Crash investigators arrived Thursday at the Yukon River crash site of a small plane reported overdue Monday, while the missing pilot’s loved ones remember him as a man of God.

Two National Transportation Safety Board investigators reached the spot between Russian Mission and Bethel where 31-year-old Kyle Stevens’ Cessna 205 was found, according to NTSB Alaska chief Clint Johnson. Their arrival was delayed a day due to poor weather, when a Wednesday helicopter flight couldn’t get through.

Alaska State Troopers spokeswoman Megan Peters didn’t have any updates on the search for Stevens, who wasn’t found with the aircraft. Stevens had last been seen by the pilot of another plane he was flying with, before he encountered heavy fog.
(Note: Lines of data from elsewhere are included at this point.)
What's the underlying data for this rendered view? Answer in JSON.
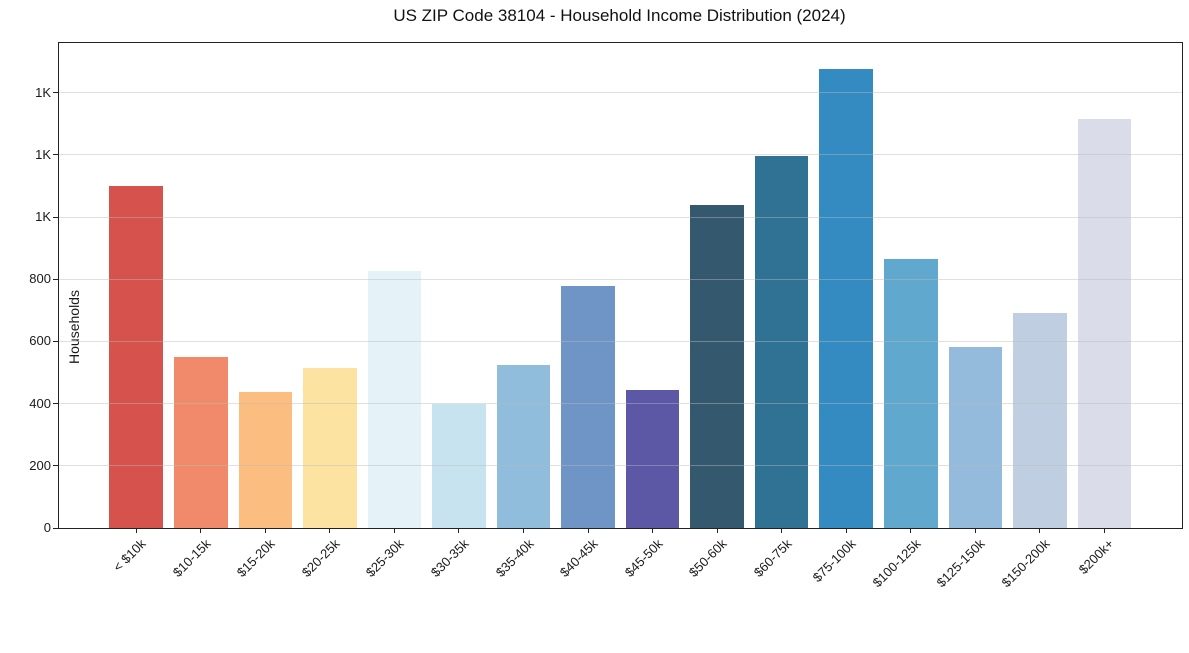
{
  "chart_data": {
    "type": "bar",
    "title": "US ZIP Code 38104 - Household Income Distribution (2024)",
    "xlabel": "",
    "ylabel": "Households",
    "categories": [
      "< $10k",
      "$10-15k",
      "$15-20k",
      "$20-25k",
      "$25-30k",
      "$30-35k",
      "$35-40k",
      "$40-45k",
      "$45-50k",
      "$50-60k",
      "$60-75k",
      "$75-100k",
      "$100-125k",
      "$125-150k",
      "$150-200k",
      "$200k+"
    ],
    "values": [
      1100,
      551,
      439,
      515,
      827,
      398,
      524,
      777,
      443,
      1038,
      1197,
      1477,
      866,
      583,
      692,
      1317
    ],
    "bar_colors": [
      "#d6534d",
      "#f18a6b",
      "#fcbd80",
      "#fde3a2",
      "#e5f2f7",
      "#c6e3ef",
      "#91bddd",
      "#6f94c6",
      "#5c58a6",
      "#34596f",
      "#307294",
      "#338bc1",
      "#61a8ce",
      "#94bbdb",
      "#bfcee0",
      "#dadce9"
    ],
    "ylim": [
      0,
      1560
    ],
    "yticks": {
      "values": [
        0,
        200,
        400,
        600,
        800,
        1000,
        1200,
        1400
      ],
      "labels": [
        "0",
        "200",
        "400",
        "600",
        "800",
        "1K",
        "1K",
        "1K"
      ]
    },
    "grid": "horizontal",
    "legend": "none",
    "background": "#ffffff"
  }
}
A YouCaring website has been established to accept donations for Stevens' loved ones. His family released the following statement overnight Wednesday about his life and times in Russian Mission:

Kyle is known and loved in Alaska villages by the native children, whom he has served for 12 years at Kako Retreat Center, first as a counselor, and then as a camp director. He has delighted in making it a secure and happy place for the children who come.  His passion in life has been to help them to know the truth about God from the Bible, so that they can have their sin forgiven and receive eternal life by repenting of their sin and trusting and following Jesus Christ.  Kyle has also delighted in mentoring the young people who come to work and counsel at the camps. He is loved by all who know him and has impacted the lives of many people.

Kyle is extremely loved by his family---his wife Ella and two young daughters, Lauren, 7 months, and Kate, 2 years, who live at the Kako Retreat Center near Russian Mission, and his mother and eight siblings, many of whom have counseled at the children's camps through the years. 

Kyle's plane went down while doing the work of the ministry that he has cared so much about.  He was not afraid to die because death means being with the Lord that he loves.